A novidade foi descoberta por pesquisadores do laboratório Unit for Drug Discovery do Instituto de Ciências Biomédicas da Universidade de São Paulo (ICB-USP), em parceria com pesquisadores da Universidade de Hamburgo e do Deutsches Elektronen-Synchrotron (DESY), ambos da Alemanha.
A pesquisa, publicada na revista Communications Biology, mostrou que os compostos inibem entre 50% e 70% a ação dessa enzima. Os testes foram feitos em células Vero (linhagem oriunda de rim de macaco) e comparados com um grupo de células que não receberam os compostos. A linhagem Vero possui similaridades com a célula humana e é muito usada como modelo experimental nesse tipo de estudo.
Segundo Edmarcia Elisa de Souza, pós-doutoranda do ICB-USP, ao inserir os compostos nas células infectadas, constatou-se que eles impediram a replicação do coronavírus ao atingir a PLpro, que tem a capacidade de inativar as células do sistema imunológico, podendo levar a casos graves de covid. Como um percentual considerável dos vírus não conseguiu se replicar, as partículas virais infecciosas foram eliminadas.

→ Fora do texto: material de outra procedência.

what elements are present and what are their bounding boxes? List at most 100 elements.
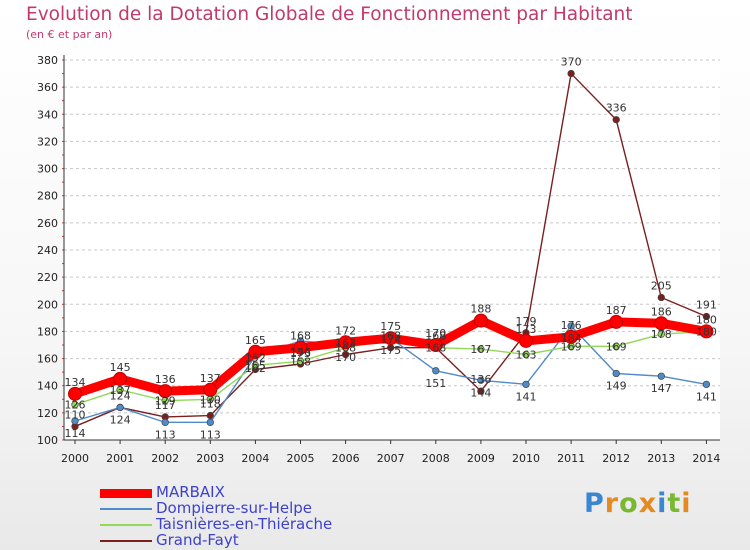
x-tick-label: 2001 [106, 452, 134, 465]
x-tick-label: 2011 [557, 452, 585, 465]
data-label: 151 [425, 377, 446, 390]
legend-swatch [100, 524, 152, 526]
y-tick-label: 180 [37, 325, 58, 338]
y-tick-label: 240 [37, 244, 58, 257]
data-point [477, 376, 485, 384]
data-label: 145 [110, 361, 131, 374]
data-point [473, 313, 488, 328]
data-point [158, 384, 173, 399]
data-label: 174 [380, 334, 401, 347]
x-tick-label: 2004 [241, 452, 269, 465]
data-label: 163 [335, 337, 356, 350]
x-tick-label: 2007 [377, 452, 405, 465]
data-label: 137 [200, 372, 221, 385]
y-tick-label: 140 [37, 380, 58, 393]
data-point [116, 403, 124, 412]
data-point [657, 372, 665, 380]
data-label: 176 [561, 319, 582, 332]
data-label: 126 [65, 399, 86, 412]
data-point [248, 344, 263, 359]
data-label: 170 [335, 351, 356, 364]
data-label: 136 [470, 373, 491, 386]
data-label: 156 [290, 346, 311, 359]
data-point [699, 324, 714, 339]
data-label: 191 [696, 299, 717, 312]
data-label: 113 [155, 428, 176, 441]
data-label: 152 [245, 351, 266, 364]
data-point [203, 382, 218, 397]
data-point [296, 357, 305, 365]
data-label: 124 [110, 389, 131, 402]
x-tick-label: 2010 [512, 452, 540, 465]
data-point [383, 331, 398, 346]
chart-subtitle: (en € et par an) [26, 28, 113, 41]
data-label: 149 [606, 380, 627, 393]
data-label: 165 [245, 334, 266, 347]
data-point [522, 380, 530, 389]
y-tick-label: 340 [37, 108, 58, 121]
series-layer [68, 69, 714, 431]
data-label: 168 [290, 330, 311, 343]
legend-swatch [100, 508, 152, 510]
data-label: 178 [651, 328, 672, 341]
y-tick-label: 160 [37, 353, 58, 366]
data-label: 187 [606, 304, 627, 317]
data-point [609, 314, 624, 329]
data-label: 172 [335, 324, 356, 337]
data-point [432, 367, 440, 375]
plot-area [64, 55, 720, 440]
data-point [612, 116, 620, 124]
data-label: 136 [155, 373, 176, 386]
data-label: 114 [65, 427, 86, 440]
y-tick-label: 320 [37, 135, 58, 148]
data-point [612, 342, 620, 351]
data-label: 169 [606, 340, 627, 353]
x-tick-label: 2002 [151, 452, 179, 465]
data-label: 155 [245, 359, 266, 372]
data-label: 141 [516, 390, 537, 403]
x-tick-label: 2009 [467, 452, 495, 465]
data-point [71, 417, 79, 425]
data-point [161, 418, 169, 427]
grid [64, 55, 720, 441]
data-point [206, 418, 214, 427]
data-label: 173 [516, 323, 537, 336]
data-point [293, 340, 308, 355]
data-label: 147 [651, 382, 672, 395]
data-label: 163 [516, 349, 537, 362]
data-label: 188 [470, 303, 491, 316]
data-label: 179 [516, 315, 537, 328]
legend-label: Grand-Fayt [156, 531, 239, 549]
data-label: 168 [425, 342, 446, 355]
data-label: 129 [155, 395, 176, 408]
data-label: 134 [65, 376, 86, 389]
data-label: 170 [425, 327, 446, 340]
x-tick-label: 2012 [602, 452, 630, 465]
data-label: 110 [65, 408, 86, 421]
y-tick-label: 220 [37, 271, 58, 284]
x-tick-label: 2013 [647, 452, 675, 465]
legend-label: Dompierre-sur-Helpe [156, 499, 313, 517]
data-point [657, 330, 665, 338]
data-point [702, 312, 711, 321]
data-label: 205 [651, 280, 672, 293]
data-label: 118 [200, 398, 221, 411]
data-point [113, 371, 128, 386]
legend-label: Taisnières-en-Thiérache [156, 515, 333, 533]
data-label: 113 [200, 428, 221, 441]
data-point [567, 322, 575, 330]
y-tick-label: 360 [37, 81, 58, 94]
data-label: 141 [696, 390, 717, 403]
x-tick-label: 2006 [332, 452, 360, 465]
x-tick-label: 2005 [287, 452, 315, 465]
data-point [612, 369, 620, 378]
y-tick-label: 380 [37, 54, 58, 67]
x-tick-label: 2003 [196, 452, 224, 465]
data-label: 180 [696, 313, 717, 326]
data-point [251, 361, 260, 370]
data-point [116, 386, 124, 394]
data-point [519, 333, 533, 348]
data-label: 168 [380, 330, 401, 343]
data-label: 167 [470, 343, 491, 356]
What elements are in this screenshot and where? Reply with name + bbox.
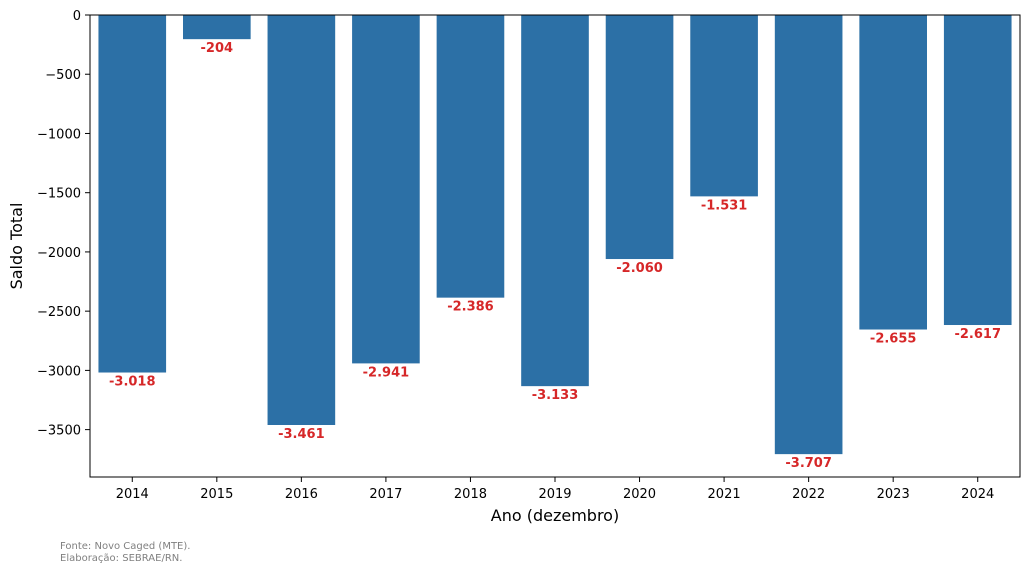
x-tick-label-2021: 2021	[708, 487, 741, 502]
data-label-2021: -1.531	[701, 198, 748, 213]
bars-group	[98, 15, 1012, 455]
data-label-2016: -3.461	[278, 427, 325, 442]
bar-2015	[183, 15, 251, 40]
y-tick-label: −1500	[37, 187, 81, 202]
bar-2024	[943, 15, 1012, 326]
data-label-2014: -3.018	[109, 375, 156, 390]
x-tick-label-2019: 2019	[538, 487, 571, 502]
x-tick-label-2020: 2020	[623, 487, 656, 502]
y-tick-label: −2000	[37, 246, 81, 261]
x-tick-label-2018: 2018	[454, 487, 487, 502]
y-tick-label: 0	[73, 9, 81, 24]
y-tick-label: −1000	[37, 127, 81, 142]
x-tick-label-2022: 2022	[792, 487, 825, 502]
x-axis-title: Ano (dezembro)	[491, 506, 619, 525]
data-label-2015: -204	[201, 41, 234, 56]
data-label-2024: -2.617	[954, 327, 1001, 342]
elaboration-note: Elaboração: SEBRAE/RN.	[60, 553, 183, 564]
data-label-2017: -2.941	[363, 365, 410, 380]
bar-2017	[352, 15, 420, 364]
y-tick-label: −3500	[37, 424, 81, 439]
plot-frame	[89, 14, 1021, 478]
x-tick-label-2023: 2023	[877, 487, 910, 502]
data-label-2018: -2.386	[447, 300, 494, 315]
y-axis-ticks: 0 −500 −1000 −1500 −2000 −2500 −3000 −3500	[37, 9, 90, 439]
bar-2021	[690, 15, 758, 197]
bar-2014	[98, 15, 167, 373]
bar-2022	[774, 15, 843, 455]
x-tick-label-2014: 2014	[116, 487, 149, 502]
x-tick-label-2017: 2017	[369, 487, 402, 502]
data-label-2023: -2.655	[870, 332, 917, 347]
y-axis-title: Saldo Total	[7, 203, 26, 290]
data-label-2020: -2.060	[616, 261, 663, 276]
data-label-2022: -3.707	[785, 456, 832, 471]
bar-2016	[267, 15, 336, 425]
x-axis-ticks: 2014 2015 2016 2017 2018 2019 2020 2021 2022 2023…	[116, 477, 994, 502]
bar-2023	[859, 15, 927, 330]
x-tick-label-2024: 2024	[961, 487, 994, 502]
data-label-2019: -3.133	[532, 388, 579, 403]
footer-note: Fonte: Novo Caged (MTE). Elaboração: SEB…	[60, 541, 190, 565]
bar-2019	[521, 15, 589, 387]
bar-2020	[605, 15, 674, 260]
x-tick-label-2015: 2015	[200, 487, 233, 502]
y-tick-label: −3000	[37, 364, 81, 379]
bar-2018	[436, 15, 505, 298]
source-note: Fonte: Novo Caged (MTE).	[60, 541, 191, 552]
data-labels-group: -3.018 -204 -3.461 -2.941 -2.386 -3.133 -2.060…	[109, 41, 1001, 471]
y-tick-label: −500	[45, 68, 81, 83]
x-tick-label-2016: 2016	[285, 487, 318, 502]
y-tick-label: −2500	[37, 305, 81, 320]
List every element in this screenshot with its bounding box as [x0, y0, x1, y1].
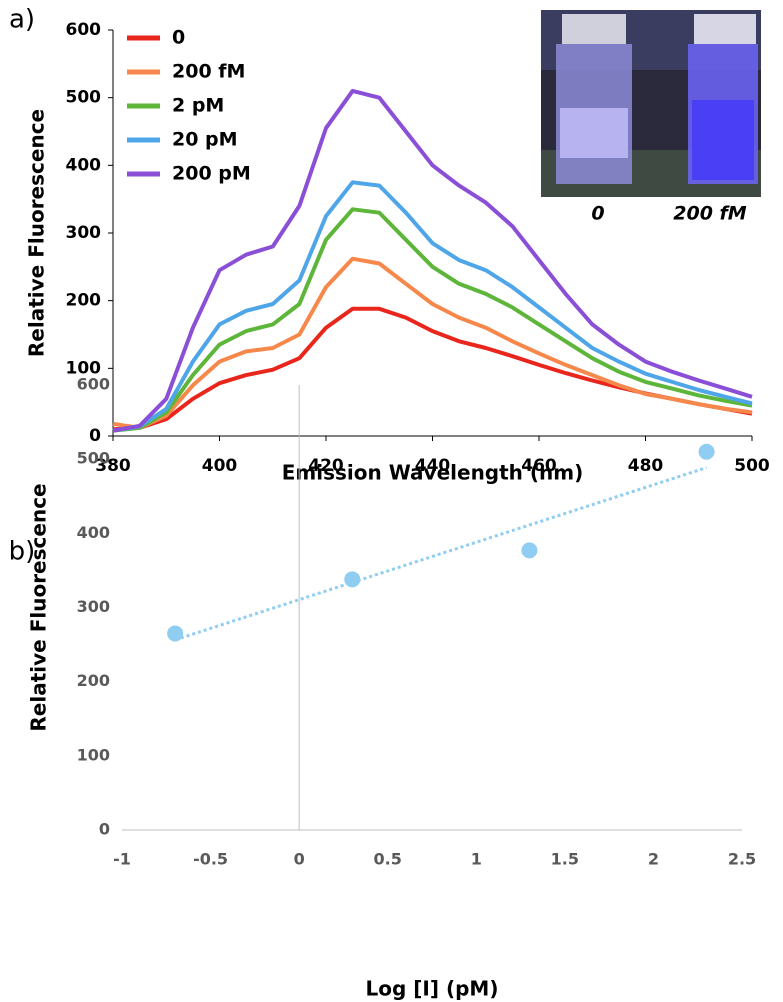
series-line	[112, 88, 753, 433]
y-tick-label: 400	[66, 155, 102, 175]
y-tick-label: 300	[66, 223, 102, 243]
point	[521, 542, 538, 559]
y-axis-title: Relative Fluorescence	[27, 483, 51, 731]
x-tick-label: -1	[113, 850, 131, 869]
panel-label: a)	[9, 5, 35, 35]
inset-photo	[541, 10, 761, 197]
series-line	[112, 256, 753, 430]
legend-label: 200 fM	[172, 61, 245, 83]
x-tick-label: 2	[648, 850, 659, 869]
x-tick-label: 0	[294, 850, 305, 869]
legend-label: 0	[172, 27, 185, 49]
y-tick-label: 100	[77, 745, 110, 764]
x-tick-label: 0.5	[374, 850, 402, 869]
x-tick-label: 500	[734, 456, 770, 476]
x-tick-label: 1.5	[551, 850, 579, 869]
y-tick-label: 500	[66, 88, 102, 108]
point	[167, 625, 184, 642]
series-line	[112, 180, 753, 433]
x-tick-label: 460	[521, 456, 557, 476]
y-tick-label: 500	[77, 449, 110, 468]
x-tick-label: 440	[415, 456, 451, 476]
y-tick-label: 200	[77, 671, 110, 690]
inset-label: 0	[591, 203, 604, 225]
legend-label: 200 pM	[172, 163, 251, 185]
y-tick-label: 600	[66, 20, 102, 40]
point	[698, 443, 715, 460]
panel-label: b)	[9, 537, 36, 567]
y-tick-label: 100	[66, 358, 102, 378]
x-tick-label: 1	[471, 850, 482, 869]
y-tick-label: 0	[99, 820, 110, 839]
x-axis-title: Emission Wavelength (nm)	[282, 461, 584, 485]
x-tick-label: 420	[308, 456, 344, 476]
y-tick-label: 300	[77, 597, 110, 616]
legend-label: 20 pM	[172, 129, 238, 151]
y-tick-label: 0	[89, 426, 101, 446]
x-tick-label: 400	[202, 456, 238, 476]
x-tick-label: -0.5	[193, 850, 228, 869]
point	[344, 571, 361, 588]
trendline	[174, 466, 708, 642]
x-tick-label: 480	[628, 456, 664, 476]
x-tick-label: 380	[95, 456, 131, 476]
x-axis-title: Log [I] (pM)	[366, 977, 499, 1001]
y-axis-title: Relative Fluorescence	[25, 109, 49, 357]
series-line	[112, 207, 753, 433]
y-tick-label: 200	[66, 291, 102, 311]
y-tick-label: 400	[77, 523, 110, 542]
legend-label: 2 pM	[172, 95, 224, 117]
inset-label: 200 fM	[673, 203, 747, 225]
x-tick-label: 2.5	[728, 850, 756, 869]
y-tick-label: 600	[77, 375, 110, 394]
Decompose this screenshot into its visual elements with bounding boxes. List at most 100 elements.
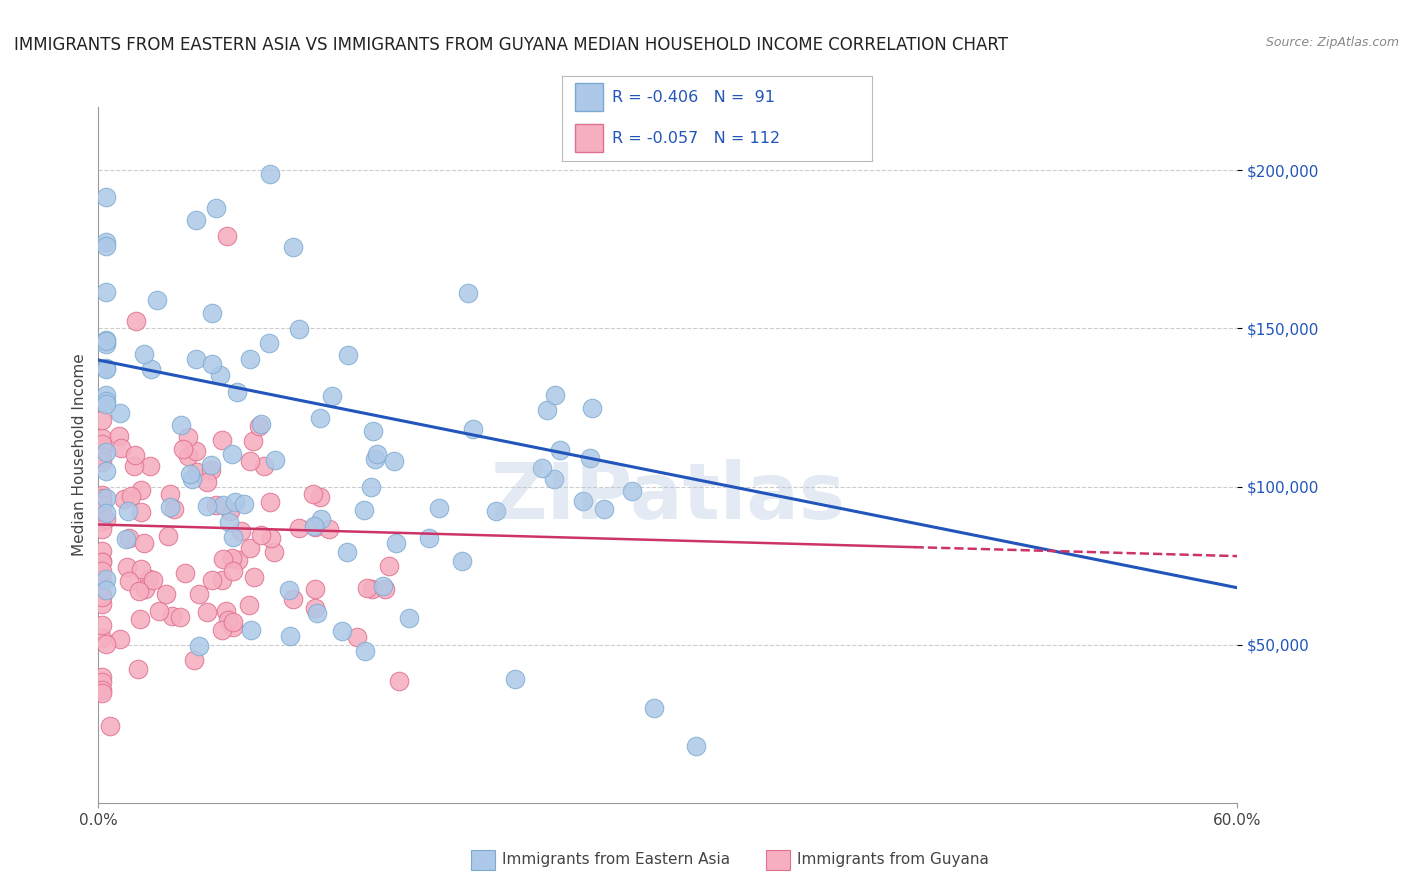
Point (249, 417, 271, 431)
Point (160, 609, 183, 624)
Point (138, 572, 160, 586)
Point (91, 508, 114, 523)
Point (536, 403, 558, 417)
Point (131, 483, 153, 498)
Point (318, 522, 340, 536)
Point (94, 636, 117, 650)
Point (94, 582, 117, 597)
Point (360, 480, 382, 494)
Point (94, 235, 117, 250)
Point (204, 498, 226, 512)
Point (91, 455, 114, 469)
Point (307, 606, 329, 620)
Point (94, 572, 117, 586)
Text: Source: ZipAtlas.com: Source: ZipAtlas.com (1265, 36, 1399, 49)
Point (621, 484, 644, 499)
Point (112, 491, 135, 506)
Point (146, 293, 169, 307)
Text: R = -0.057   N = 112: R = -0.057 N = 112 (612, 130, 780, 145)
Point (304, 600, 326, 615)
Point (125, 314, 148, 328)
Point (398, 611, 420, 625)
Point (139, 362, 162, 376)
FancyBboxPatch shape (575, 84, 603, 112)
Point (94, 491, 117, 505)
Point (485, 504, 508, 518)
Point (184, 443, 207, 458)
Point (287, 521, 309, 535)
Point (304, 518, 326, 533)
Point (543, 387, 565, 401)
Point (179, 467, 201, 481)
Point (356, 581, 378, 595)
Point (239, 541, 262, 556)
Point (259, 495, 281, 509)
Point (91, 450, 114, 464)
Point (91, 498, 114, 512)
Point (197, 605, 219, 619)
Point (201, 306, 224, 320)
Point (96, 512, 118, 526)
Point (461, 422, 484, 436)
Point (309, 490, 332, 504)
Point (302, 487, 325, 501)
Point (201, 573, 224, 587)
Point (222, 615, 245, 629)
Point (214, 604, 236, 618)
Point (579, 450, 602, 465)
Point (242, 434, 264, 449)
Point (91, 437, 114, 451)
Point (94, 238, 117, 252)
Point (377, 558, 399, 573)
Point (91, 598, 114, 612)
Point (233, 497, 256, 511)
Point (91, 590, 114, 604)
Point (94, 333, 117, 347)
Point (91, 618, 114, 632)
Point (94, 362, 117, 376)
Point (108, 406, 131, 420)
Point (91, 498, 114, 512)
Point (169, 610, 191, 624)
Point (172, 442, 194, 457)
Point (91, 631, 114, 645)
Point (336, 545, 359, 559)
Point (117, 504, 139, 518)
Point (91, 555, 114, 569)
Point (129, 505, 152, 519)
Point (505, 673, 527, 687)
Point (176, 449, 198, 463)
Point (385, 535, 408, 549)
Point (118, 531, 141, 545)
Text: Immigrants from Guyana: Immigrants from Guyana (797, 853, 988, 867)
Point (226, 553, 249, 567)
Text: R = -0.406   N =  91: R = -0.406 N = 91 (612, 90, 775, 105)
Point (249, 418, 271, 433)
Point (427, 500, 450, 515)
FancyBboxPatch shape (575, 124, 603, 152)
Point (239, 454, 262, 468)
Point (188, 586, 211, 600)
Point (159, 487, 181, 501)
Point (91, 514, 114, 528)
Point (361, 582, 384, 597)
Point (118, 574, 141, 588)
Point (243, 570, 266, 584)
Point (176, 430, 198, 444)
Point (91, 564, 114, 578)
Point (108, 429, 131, 443)
Point (277, 583, 299, 598)
Point (304, 520, 326, 534)
Point (222, 564, 245, 578)
Point (346, 630, 368, 644)
Point (200, 458, 222, 472)
Point (115, 560, 138, 574)
Point (91, 682, 114, 697)
Point (581, 401, 603, 415)
Point (548, 443, 571, 458)
Point (200, 463, 222, 477)
Point (211, 623, 233, 637)
Point (259, 531, 281, 545)
Point (388, 673, 411, 688)
Point (643, 700, 665, 714)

Os compostos não apresentaram toxicidade, ou seja, não houve dano à integridade das células, principalmente nas concentrações baixas em que eles apresentaram atividade antiviral.
Seleção de compostos
No total, foram avaliados seis compostos selecionados pela equipe de pesquisadores da Alemanha. Os colaboradores observaram o grau de interação entre os compostos e a PLpro, que foi feito por meio de cristalografia de raios X, um método inovador e ainda pouco difundido.
A eficácia dos três compostos contra o SARS-CoV-2 foi posteriormente analisada em células Vero infectadas no BSL3 Cell Culture Facility for Vector and Animal Research, do Departamento de Parasitologia do ICB-USP. Trata-se de um laboratório de nível 3 de biossegurança (NB3), que confere proteção aos pesquisadores que trabalham com o cultivo de microrganismos patogênicos.
Próximos passos
A descoberta desse alvo terapêutico é muito relevante, porque trata-se de uma alternativa ao que vem sendo estudado até agora. Segundo a pesquisadora, na literatura existe pouca coisa sobre a PLpro, então todo novo conhecimento sobre ela é importante. “Saber que é possível inibir a replicação do SARS-CoV-2 por meio dessa proteína é uma grande descoberta, pois a maioria dos estudos para tratamentos da Covid-19 tem como alvo as proteínas Spike e 3CL. Conseguimos mostrar que existem mais opções”, explica Edmarcia.
O próximo passo é fazer testes em modelos animais para avaliar melhor a eficácia dos três compostos. Caso sejam bem-sucedidos, será possível avançar para os testes clínicos.